The public enterprises minister Lynne Brown made the announcement on Tuesday. She stated that the nuclear engineering centre will form part of the Eskom Power Plant Engineering Institute (EPPEI) phase two programme.

“I would like to announce today that as part of EPPEI Phase 2 programme, Eskom will establish a specialisation centre focusing on nuclear engineering and technology. The specialisation centre will have a dedicated director and partnership with reputable international universities,” Brown said.

While speaking at a conference hosted in Johannesburg the minster underscored that South Africa only has two options for base load and mid-merit operations to manage electricity system requirements, that being coal and nuclear.

“The decision on which technology to deploy then requires an assessment of lifecycle cost, current and future predicted costs, and COP21 [carbon emission reduction] commitments,” Brown noted.

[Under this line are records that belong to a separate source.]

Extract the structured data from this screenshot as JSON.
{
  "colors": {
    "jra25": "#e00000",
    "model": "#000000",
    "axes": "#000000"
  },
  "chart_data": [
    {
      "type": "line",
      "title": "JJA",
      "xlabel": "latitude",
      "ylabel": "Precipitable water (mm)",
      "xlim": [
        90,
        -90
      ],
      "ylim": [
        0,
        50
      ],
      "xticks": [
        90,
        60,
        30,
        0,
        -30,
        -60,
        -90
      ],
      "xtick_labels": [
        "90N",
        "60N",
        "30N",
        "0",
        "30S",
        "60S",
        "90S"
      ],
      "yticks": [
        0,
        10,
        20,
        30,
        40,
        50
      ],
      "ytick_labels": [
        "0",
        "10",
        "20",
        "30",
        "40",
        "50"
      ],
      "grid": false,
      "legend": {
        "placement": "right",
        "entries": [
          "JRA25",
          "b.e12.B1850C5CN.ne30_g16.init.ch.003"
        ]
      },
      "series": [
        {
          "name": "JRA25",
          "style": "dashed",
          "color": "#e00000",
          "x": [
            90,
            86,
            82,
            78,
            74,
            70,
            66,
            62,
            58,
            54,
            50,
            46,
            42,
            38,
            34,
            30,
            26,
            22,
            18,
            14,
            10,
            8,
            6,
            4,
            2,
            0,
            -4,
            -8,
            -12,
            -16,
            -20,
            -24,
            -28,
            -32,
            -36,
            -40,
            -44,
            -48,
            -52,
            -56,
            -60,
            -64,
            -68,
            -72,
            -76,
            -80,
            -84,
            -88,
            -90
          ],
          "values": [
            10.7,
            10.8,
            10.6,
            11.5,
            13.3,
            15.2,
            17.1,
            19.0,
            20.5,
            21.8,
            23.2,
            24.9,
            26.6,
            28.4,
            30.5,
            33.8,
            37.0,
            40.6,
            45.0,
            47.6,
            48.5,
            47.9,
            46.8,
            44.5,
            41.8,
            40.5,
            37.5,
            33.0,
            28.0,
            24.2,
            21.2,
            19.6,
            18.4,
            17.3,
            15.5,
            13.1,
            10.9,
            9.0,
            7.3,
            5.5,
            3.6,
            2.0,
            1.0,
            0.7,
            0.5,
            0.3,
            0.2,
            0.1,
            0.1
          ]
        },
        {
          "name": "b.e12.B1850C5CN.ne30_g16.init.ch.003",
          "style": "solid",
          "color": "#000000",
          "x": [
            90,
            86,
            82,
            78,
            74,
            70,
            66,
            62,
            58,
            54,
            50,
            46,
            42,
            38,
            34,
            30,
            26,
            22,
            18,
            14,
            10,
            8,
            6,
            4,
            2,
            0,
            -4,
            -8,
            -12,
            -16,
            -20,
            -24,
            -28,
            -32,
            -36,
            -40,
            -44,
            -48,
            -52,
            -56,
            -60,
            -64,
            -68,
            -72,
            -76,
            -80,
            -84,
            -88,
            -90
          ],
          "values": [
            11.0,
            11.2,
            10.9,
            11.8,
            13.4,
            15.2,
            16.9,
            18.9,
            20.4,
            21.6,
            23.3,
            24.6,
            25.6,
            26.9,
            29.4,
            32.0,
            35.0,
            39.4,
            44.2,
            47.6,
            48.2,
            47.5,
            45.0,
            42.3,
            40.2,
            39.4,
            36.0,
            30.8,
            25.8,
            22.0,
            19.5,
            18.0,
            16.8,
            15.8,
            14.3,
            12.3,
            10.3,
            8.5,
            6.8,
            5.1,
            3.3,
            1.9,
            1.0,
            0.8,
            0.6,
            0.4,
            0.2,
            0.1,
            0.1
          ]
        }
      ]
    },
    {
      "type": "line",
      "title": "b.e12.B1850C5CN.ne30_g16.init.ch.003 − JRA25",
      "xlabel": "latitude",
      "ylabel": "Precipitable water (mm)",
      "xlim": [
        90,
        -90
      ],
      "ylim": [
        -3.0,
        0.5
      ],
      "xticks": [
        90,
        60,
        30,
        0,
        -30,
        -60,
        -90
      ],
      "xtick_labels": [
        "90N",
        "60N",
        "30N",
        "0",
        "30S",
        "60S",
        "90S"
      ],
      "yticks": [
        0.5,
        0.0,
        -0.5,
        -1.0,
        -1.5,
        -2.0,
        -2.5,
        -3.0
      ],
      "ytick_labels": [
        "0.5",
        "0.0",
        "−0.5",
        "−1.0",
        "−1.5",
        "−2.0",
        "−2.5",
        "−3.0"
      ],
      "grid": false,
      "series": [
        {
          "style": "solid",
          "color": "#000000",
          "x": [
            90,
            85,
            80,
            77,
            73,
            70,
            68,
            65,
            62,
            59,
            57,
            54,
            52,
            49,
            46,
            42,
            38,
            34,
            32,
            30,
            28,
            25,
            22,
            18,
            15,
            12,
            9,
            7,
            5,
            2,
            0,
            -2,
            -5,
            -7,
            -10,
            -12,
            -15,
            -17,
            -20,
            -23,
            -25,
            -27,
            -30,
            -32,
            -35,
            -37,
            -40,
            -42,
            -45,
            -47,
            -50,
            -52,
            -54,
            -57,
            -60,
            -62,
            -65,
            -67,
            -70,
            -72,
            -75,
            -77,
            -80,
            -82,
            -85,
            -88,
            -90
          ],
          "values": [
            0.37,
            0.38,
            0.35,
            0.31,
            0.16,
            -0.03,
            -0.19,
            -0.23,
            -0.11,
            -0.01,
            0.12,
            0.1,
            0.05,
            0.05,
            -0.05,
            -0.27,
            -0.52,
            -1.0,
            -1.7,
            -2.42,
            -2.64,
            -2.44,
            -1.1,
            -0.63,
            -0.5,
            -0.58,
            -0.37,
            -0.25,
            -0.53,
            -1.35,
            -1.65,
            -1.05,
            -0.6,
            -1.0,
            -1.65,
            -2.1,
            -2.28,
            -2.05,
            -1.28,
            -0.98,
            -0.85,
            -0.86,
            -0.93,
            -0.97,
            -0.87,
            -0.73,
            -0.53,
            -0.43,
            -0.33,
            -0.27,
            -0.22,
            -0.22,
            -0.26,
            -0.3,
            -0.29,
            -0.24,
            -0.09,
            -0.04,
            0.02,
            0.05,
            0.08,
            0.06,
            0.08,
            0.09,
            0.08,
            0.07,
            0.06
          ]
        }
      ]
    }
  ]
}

Nuclear engineering centre – timeframe

It is reported that phase 2 of the EPPEI programme, is due to run from 2017 to 2021 and is aimed at funding masters and PhD graduates among others.

Brown conceded that there has been debate on the current and future costs of coal and nuclear.

It is however projected that future cost comparisons will shift in favour of nuclear given increasing coal-fired plant costs associated with more stringent emission limits and the introduction of carbon taxes.

In her address, the minister further highlighted that nuclear offers one of the cheapest sources of electricity, which comes with zero greenhouse gas emissions.

“This requires more research work to quantify and firm up our position that nuclear is [more] favourable than any fossil power generation,” she said.

Investment in energy

According to the gazette, Brown said South Africa has experienced how no investment in energy and electricity infrastructure contributed to influence low growth levels in the economy.

“Taking electricity power to greater number of citizens, across South Africa and our African continent, is indeed critical for economic development…,” she said.